One of the most common initial points of entry for IMG physicians into the USA medical workforce is residency training program enrollment, even if physicians have already completed postgraduate training in their home countries. The reliance of many inner-city hospitals on IMGs has thwarted calls by medical policy organizations, such as the Council on Graduate Medical Education, to reduce the number of IMGs admitted to residency programs as a means of narrowing the IMG pipeline to the USA
There is little debate within the USA government or other institutions about the social justice implications of obtaining health professionals from poor countries [16
]. Typically, research on the issues surrounding the role(s) of IMGs in the USA has focused on 1)whether IMGs practicing here contribute to a surplus of physician labor (which could tend to lower physician salaries and/or drive up health care costs) [17
]; 2) the quality of care delivered by IMGs [20
]; and 3) the contribution of IMGs to the "health safety net" in rural or underserved areas [21
The ethics of health professional migration from poor countries to rich ones is complicated by the competition of legitimate interests – each country's need for an adequate health workforce as opposed to each individual's human right to travel. When health professionals travel to receive training and then return to apply their skills, there are advantages to the home country. Additionally, emigrants of all social classes from poor countries typically send funds home to relatives, although sub-Saharan African remittances, at less than USD 5 billion, comprise the lowest dollar amounts of any other poor world region [8
]. Further, it must be noted that individuals having benefit of public funds for their medical training are sending their remittances home to private parties with no direct gain for the health or education systems.
Immigration theory informs us that "push factors" prompt professionals to leave poor countries in favor of settling in higher income countries [22
]. Negative factors in the sending countries include insufficient suitable employment, lower pay, unsatisfactory working conditions, poor infrastructure and technology, lower social status and recognition, and repressive governments. Simultaneously, "pull factors" in wealthier countries systematically attract physicians. These include training opportunities, higher living standards, better practice conditions and more sophisticated research conditions.

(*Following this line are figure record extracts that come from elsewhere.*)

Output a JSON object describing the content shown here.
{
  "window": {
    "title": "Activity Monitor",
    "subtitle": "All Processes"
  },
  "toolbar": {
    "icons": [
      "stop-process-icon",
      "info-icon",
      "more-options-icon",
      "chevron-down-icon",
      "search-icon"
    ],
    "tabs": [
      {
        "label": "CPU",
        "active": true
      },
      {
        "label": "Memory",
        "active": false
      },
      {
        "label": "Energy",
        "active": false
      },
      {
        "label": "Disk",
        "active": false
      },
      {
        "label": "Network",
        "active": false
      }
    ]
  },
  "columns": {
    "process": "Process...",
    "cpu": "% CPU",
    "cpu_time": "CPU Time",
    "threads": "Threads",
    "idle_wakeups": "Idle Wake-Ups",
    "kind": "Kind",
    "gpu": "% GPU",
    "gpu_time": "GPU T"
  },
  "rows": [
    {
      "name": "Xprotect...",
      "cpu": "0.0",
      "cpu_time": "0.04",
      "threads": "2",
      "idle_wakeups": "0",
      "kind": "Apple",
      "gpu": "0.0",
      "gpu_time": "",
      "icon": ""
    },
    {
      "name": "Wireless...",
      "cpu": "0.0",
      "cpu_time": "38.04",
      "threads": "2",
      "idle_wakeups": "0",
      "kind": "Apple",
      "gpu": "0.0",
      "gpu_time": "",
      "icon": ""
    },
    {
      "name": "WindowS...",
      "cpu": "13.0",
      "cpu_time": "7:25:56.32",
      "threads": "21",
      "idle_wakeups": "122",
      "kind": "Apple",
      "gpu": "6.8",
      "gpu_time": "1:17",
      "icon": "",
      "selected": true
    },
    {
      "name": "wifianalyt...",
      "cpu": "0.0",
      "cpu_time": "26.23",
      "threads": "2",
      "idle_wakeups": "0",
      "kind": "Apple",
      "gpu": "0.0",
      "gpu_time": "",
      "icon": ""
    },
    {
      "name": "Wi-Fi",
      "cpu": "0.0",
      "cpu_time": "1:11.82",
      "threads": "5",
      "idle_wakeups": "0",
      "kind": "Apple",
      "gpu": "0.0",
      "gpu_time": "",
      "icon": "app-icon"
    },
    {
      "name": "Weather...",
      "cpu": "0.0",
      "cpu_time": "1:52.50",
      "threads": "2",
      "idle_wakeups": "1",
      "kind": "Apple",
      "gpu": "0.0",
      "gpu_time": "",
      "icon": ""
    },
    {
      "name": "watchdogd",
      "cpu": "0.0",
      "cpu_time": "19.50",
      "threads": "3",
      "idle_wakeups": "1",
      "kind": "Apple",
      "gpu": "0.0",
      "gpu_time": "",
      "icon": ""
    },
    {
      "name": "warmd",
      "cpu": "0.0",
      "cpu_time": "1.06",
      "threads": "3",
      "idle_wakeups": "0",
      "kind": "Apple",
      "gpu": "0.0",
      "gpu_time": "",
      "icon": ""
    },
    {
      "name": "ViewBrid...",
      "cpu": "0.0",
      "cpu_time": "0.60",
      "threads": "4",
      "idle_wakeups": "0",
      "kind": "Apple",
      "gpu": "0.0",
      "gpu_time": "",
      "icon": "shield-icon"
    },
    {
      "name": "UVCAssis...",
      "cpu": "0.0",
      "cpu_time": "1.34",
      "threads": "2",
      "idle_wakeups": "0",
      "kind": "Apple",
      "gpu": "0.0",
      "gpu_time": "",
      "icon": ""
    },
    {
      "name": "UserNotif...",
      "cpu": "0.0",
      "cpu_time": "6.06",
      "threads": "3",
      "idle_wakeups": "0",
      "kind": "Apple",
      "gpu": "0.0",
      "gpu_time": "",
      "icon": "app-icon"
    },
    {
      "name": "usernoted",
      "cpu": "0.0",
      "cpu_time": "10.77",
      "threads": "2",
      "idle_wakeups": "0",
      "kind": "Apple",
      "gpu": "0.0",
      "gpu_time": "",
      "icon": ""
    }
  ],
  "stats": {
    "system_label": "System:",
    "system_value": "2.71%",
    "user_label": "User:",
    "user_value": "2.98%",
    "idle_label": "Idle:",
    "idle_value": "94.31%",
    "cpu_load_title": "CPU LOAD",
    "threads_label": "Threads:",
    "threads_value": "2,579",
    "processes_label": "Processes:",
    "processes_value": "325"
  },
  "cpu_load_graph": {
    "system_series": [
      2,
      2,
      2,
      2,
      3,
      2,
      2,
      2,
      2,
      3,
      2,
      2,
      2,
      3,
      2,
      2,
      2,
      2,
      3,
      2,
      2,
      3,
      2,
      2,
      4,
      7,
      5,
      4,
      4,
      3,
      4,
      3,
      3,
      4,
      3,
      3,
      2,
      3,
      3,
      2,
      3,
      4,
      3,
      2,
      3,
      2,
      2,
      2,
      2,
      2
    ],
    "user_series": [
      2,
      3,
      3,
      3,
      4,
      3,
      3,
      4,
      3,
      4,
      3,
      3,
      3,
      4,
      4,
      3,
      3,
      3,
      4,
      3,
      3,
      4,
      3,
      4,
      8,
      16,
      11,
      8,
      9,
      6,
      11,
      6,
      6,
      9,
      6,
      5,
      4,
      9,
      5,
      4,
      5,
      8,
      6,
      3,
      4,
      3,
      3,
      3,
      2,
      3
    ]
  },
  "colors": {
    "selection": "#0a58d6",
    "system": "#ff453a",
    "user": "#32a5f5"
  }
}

The "world systems framework theory" stresses the more permeable barriers between and among countries created by the standardized curriculum and English language used in world medical schools, the use of common research methods and shared scientific knowledge, the easy articulation of requirements of practice across countries, and the weakened nationalism that occurs as a result of professional training [23
]. Other theories characterize migration as a decision of family units, rather than individuals, emphasizing the insurance nature of establishing what are, in effect, "branch offices" in multiple locations [24
Given the enduring migration from poor countries to rich ones, only likely to increase with the international liberalization of trade in health services [25
], concerns for global health require the maintenance of an adequate health workforce in poor countries.